Davis’ experience at Kumbh Mela connected him to a sense of that something greater. Three days into his shoot, he lost his main camera, limiting him and Tank to a backup still camera plus the one used to shoot their short film — little margin for error given the conditions of shooting near water and ever-present teeming crowds.

A creative block followed for three days as Davis couldn’t find the images he wanted — and needed — for the project.

‘God winks’

Cue the invisible in what Davis terms “God winks” — moments of synchronicity in which meaning and circumstance align too neatly to be coincidence.

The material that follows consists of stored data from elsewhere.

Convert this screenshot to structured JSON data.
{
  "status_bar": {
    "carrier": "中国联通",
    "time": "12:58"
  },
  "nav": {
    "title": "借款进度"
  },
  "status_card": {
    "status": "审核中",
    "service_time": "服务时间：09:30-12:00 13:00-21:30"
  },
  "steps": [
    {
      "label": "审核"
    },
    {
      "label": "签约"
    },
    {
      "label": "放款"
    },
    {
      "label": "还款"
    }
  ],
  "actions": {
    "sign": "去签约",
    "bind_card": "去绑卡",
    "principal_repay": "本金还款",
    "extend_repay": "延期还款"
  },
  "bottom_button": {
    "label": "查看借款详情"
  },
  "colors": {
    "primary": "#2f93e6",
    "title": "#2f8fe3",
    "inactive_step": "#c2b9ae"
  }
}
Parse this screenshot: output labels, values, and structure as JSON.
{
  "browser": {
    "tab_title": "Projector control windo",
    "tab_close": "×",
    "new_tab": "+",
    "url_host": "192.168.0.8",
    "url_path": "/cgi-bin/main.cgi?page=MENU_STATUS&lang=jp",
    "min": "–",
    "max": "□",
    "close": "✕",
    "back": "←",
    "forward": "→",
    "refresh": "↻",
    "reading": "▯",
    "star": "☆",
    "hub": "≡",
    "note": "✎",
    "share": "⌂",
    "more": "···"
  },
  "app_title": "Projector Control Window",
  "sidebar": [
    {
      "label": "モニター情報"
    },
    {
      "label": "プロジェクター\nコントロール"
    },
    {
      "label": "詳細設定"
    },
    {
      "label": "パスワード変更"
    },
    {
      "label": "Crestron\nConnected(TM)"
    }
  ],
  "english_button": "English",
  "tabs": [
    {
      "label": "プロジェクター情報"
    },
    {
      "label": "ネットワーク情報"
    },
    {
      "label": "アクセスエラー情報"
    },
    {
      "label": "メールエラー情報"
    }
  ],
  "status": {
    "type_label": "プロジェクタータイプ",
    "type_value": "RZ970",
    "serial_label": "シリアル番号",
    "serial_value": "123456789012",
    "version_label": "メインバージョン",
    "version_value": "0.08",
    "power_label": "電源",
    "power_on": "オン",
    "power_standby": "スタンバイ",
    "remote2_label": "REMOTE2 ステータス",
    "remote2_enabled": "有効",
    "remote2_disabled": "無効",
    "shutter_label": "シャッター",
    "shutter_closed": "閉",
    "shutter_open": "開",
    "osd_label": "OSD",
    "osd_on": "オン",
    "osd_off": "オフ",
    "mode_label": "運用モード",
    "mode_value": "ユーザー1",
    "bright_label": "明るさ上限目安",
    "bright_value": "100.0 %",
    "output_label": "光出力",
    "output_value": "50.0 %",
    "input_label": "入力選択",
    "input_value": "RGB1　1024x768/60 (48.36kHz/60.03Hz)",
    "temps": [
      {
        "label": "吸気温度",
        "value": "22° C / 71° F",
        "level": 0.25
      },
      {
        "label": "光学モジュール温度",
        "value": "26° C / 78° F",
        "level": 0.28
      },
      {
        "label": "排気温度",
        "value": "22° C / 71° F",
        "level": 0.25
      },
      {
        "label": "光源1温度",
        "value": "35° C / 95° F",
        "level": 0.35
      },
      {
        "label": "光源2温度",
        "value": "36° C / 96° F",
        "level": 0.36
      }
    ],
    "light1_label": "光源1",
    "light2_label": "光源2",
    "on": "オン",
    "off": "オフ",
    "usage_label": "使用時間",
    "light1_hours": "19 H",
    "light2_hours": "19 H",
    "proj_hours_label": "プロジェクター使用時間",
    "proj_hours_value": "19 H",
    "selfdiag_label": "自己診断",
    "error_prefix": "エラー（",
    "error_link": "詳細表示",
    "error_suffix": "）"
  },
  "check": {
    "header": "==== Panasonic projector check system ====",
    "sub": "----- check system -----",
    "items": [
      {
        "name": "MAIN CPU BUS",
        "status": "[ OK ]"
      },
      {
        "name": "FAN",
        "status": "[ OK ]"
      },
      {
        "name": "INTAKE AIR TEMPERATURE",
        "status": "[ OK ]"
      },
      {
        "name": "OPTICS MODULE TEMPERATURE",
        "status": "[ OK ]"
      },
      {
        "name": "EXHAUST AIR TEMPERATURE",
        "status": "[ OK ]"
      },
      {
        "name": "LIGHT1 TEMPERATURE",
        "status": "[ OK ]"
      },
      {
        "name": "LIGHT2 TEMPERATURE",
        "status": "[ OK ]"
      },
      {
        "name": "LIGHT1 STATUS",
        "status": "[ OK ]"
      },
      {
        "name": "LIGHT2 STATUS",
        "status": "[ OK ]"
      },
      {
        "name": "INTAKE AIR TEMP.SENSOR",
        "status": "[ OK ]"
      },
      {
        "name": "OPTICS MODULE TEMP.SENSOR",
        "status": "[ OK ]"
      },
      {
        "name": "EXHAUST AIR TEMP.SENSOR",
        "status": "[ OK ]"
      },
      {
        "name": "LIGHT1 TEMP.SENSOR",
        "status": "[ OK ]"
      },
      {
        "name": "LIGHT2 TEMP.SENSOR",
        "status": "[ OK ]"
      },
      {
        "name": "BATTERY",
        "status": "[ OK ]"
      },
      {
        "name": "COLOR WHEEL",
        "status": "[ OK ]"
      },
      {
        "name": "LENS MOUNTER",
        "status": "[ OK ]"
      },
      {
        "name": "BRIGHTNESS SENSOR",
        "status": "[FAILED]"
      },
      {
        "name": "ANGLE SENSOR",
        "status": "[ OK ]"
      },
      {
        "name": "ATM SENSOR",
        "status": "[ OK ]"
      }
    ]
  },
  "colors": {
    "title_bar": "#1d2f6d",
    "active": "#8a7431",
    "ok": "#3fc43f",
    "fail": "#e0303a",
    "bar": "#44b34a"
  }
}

A God wink, or something similar, had gotten Davis into photography years earlier. In 2000, after nearly 10 years in Austin working as tech representative with Dell Computers and Hewlitt-Packard, Davis suffered an avalanche of personal setbacks. Seven family members died that year; a gang assaulted him; he suffered a major financial loss; and his girlfriend left. “It was my valley of darkness,” he recalled. “I surrendered and asked that which is greater than us. . . . It said go.”

Davis sold his possessions in 2004 to travel the world and find himself. The photos he took on the journey found an audience after he returned, leading to an award-winning career and, five years later, interest from National Geographic.

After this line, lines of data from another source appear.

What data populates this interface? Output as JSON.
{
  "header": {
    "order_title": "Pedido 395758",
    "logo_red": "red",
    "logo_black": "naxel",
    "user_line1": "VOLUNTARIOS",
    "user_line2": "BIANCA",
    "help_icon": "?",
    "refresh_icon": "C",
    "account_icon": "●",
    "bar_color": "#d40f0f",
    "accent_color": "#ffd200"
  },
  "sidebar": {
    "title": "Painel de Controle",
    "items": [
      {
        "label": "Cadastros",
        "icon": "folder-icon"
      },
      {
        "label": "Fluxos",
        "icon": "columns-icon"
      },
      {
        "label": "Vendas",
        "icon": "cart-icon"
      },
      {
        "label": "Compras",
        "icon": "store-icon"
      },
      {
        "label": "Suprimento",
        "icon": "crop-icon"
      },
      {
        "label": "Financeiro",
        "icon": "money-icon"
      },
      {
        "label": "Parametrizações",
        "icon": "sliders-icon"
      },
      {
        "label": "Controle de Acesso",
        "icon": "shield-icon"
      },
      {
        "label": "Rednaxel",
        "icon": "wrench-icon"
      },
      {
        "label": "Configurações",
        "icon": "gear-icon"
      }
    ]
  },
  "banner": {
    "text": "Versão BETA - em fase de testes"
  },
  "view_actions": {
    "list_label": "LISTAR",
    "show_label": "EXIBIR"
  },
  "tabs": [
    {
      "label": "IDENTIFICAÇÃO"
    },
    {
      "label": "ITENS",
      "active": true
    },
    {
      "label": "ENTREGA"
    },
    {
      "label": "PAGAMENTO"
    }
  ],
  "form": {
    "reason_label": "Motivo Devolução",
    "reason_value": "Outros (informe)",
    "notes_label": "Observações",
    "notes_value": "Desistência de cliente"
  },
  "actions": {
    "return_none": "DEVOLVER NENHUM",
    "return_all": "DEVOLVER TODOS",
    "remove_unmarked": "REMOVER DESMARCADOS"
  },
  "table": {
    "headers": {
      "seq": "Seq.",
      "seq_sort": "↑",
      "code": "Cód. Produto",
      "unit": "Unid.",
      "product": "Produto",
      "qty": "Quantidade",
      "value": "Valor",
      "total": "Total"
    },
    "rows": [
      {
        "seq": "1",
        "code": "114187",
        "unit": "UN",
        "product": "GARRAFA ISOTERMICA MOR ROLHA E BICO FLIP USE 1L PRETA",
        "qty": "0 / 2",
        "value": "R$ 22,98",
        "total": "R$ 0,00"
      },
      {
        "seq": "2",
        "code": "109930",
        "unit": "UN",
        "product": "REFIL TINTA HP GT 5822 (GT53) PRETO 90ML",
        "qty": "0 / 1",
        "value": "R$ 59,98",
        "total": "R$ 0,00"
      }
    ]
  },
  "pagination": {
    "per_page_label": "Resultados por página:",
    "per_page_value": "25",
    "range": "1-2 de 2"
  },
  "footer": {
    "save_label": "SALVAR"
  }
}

Back to 2013 and where the invisible informed the visible. “Creatively, I was struggling pretty hard,” he said of his initial days in the field. That’s when his path crossed that of an American professor from Brooklyn, New York, who just happened to be shooting photographs for the Oman royal family. He invited Davis to accompany him the next day and watch what he did.

A day after that, Davis found the shot he thought “worthy of being in a museum in Texas,” the subject of his image “The Lady in Red.”

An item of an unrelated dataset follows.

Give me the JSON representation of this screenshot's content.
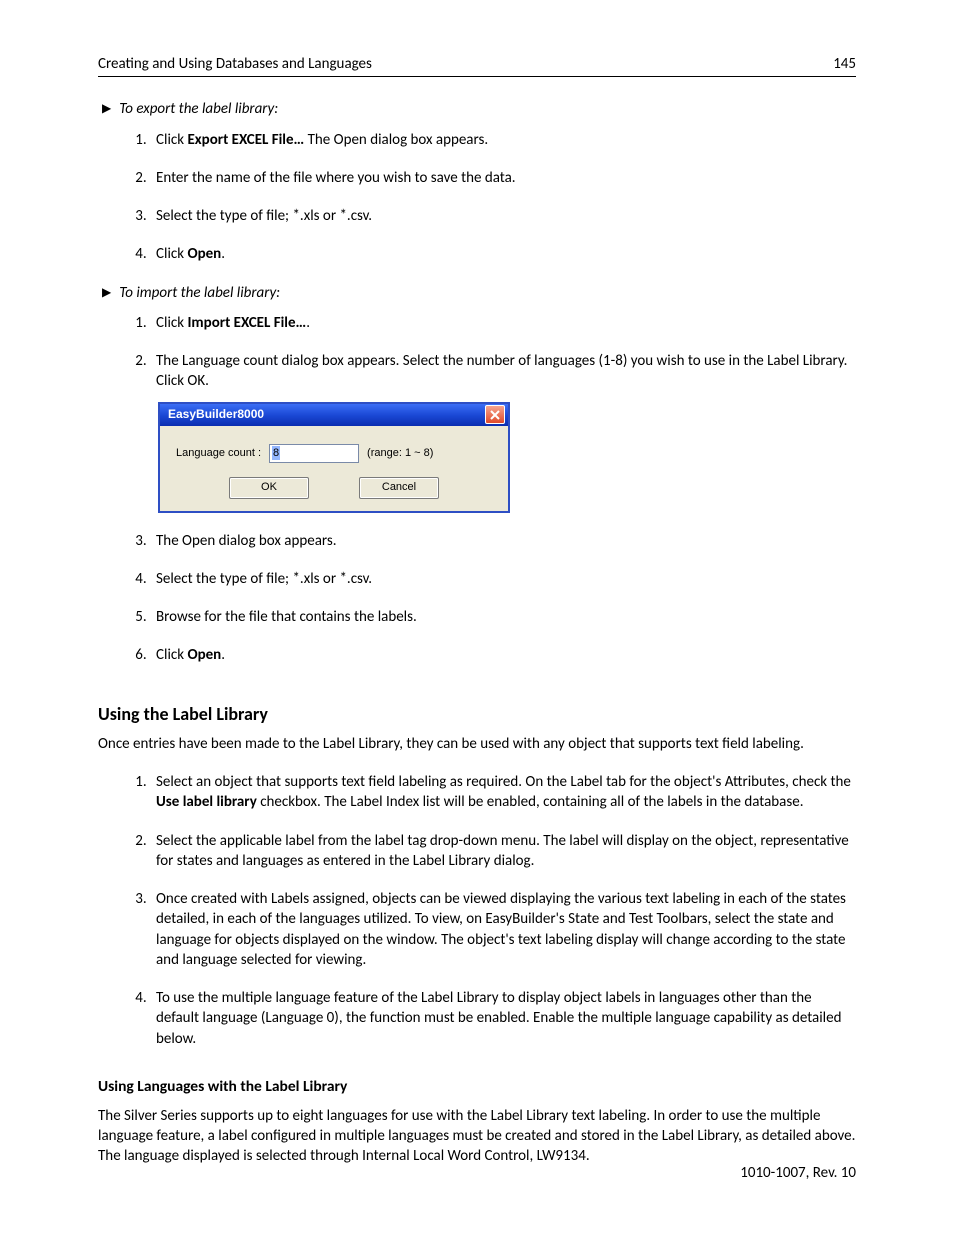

Shortly after that, Davis happened to meet and hold the gaze of a pilgrim standing amid scores of others. “There was this look of recognition of each other. I felt called to go to this man,” he said. They greeted one another, but didn’t share a language. The American understood the pilgrim as finished with his journey, and the two parted.

A short time later, anxious to photograph someone taking the ritual plunge into the Ganges, he saw the man in the river doing exactly that. He asked his permission to take his picture, the man agreed, and Davis ended up with the “Nectar of Immortality” image in his show.

Davis returned to the United States with a greater sense of listening to the invisible. “At some point, you’ve got to let go and get ego out of the way,” he said. “I had to trust it was going to work out. I now trust my instincts more and the sense that, with the right intentions, you’ll be provided for.”

Finding purpose

In addition to the 24 photographs that make up “India’s Kumbh Mela,” Davis and cinematographer Tank created an 11-minute short documentary, “Cloth Paper Dreams,” from their experience. That film looks at three men who come to the festival for different reasons: a pilgrim named Mohan Baba, who gives up all and comes in faith; Andre Eichman, who brings his late father’s ashes to the Ganges out of devotion; and Davis, who finds purpose.

The photographer will show “Cloth Paper Dreams” as part of the July 28 opening reception. That event will feature a meal of Indian dishes, live sitar and tabla playing, and a dance interpretation of the Kumbh Mela’s three rivers by a troupe from the Austin Dance India. Tickets are on sale for the reception, available through the Art Center of Waco and online at

Davis continues to travel the world for his photography, with trips to Peru and Kenya this year. He’s listening for what’s next. “I’m sure I’ll be off to some grand adventure in January,” he laughed.


“India’s Kumbh Mela”

Photography by Greg Davis

When, where: Aug. 4 to Sept. 3 at Art Center of Waco, 1300 College Drive. Opening reception, 6:30 to 9 p.m. July 28, Baylor Club at McLane Stadium.

Admission: Opening reception tickets are $85, available online at and at the door. Free admission to Art Center of Waco exhibit.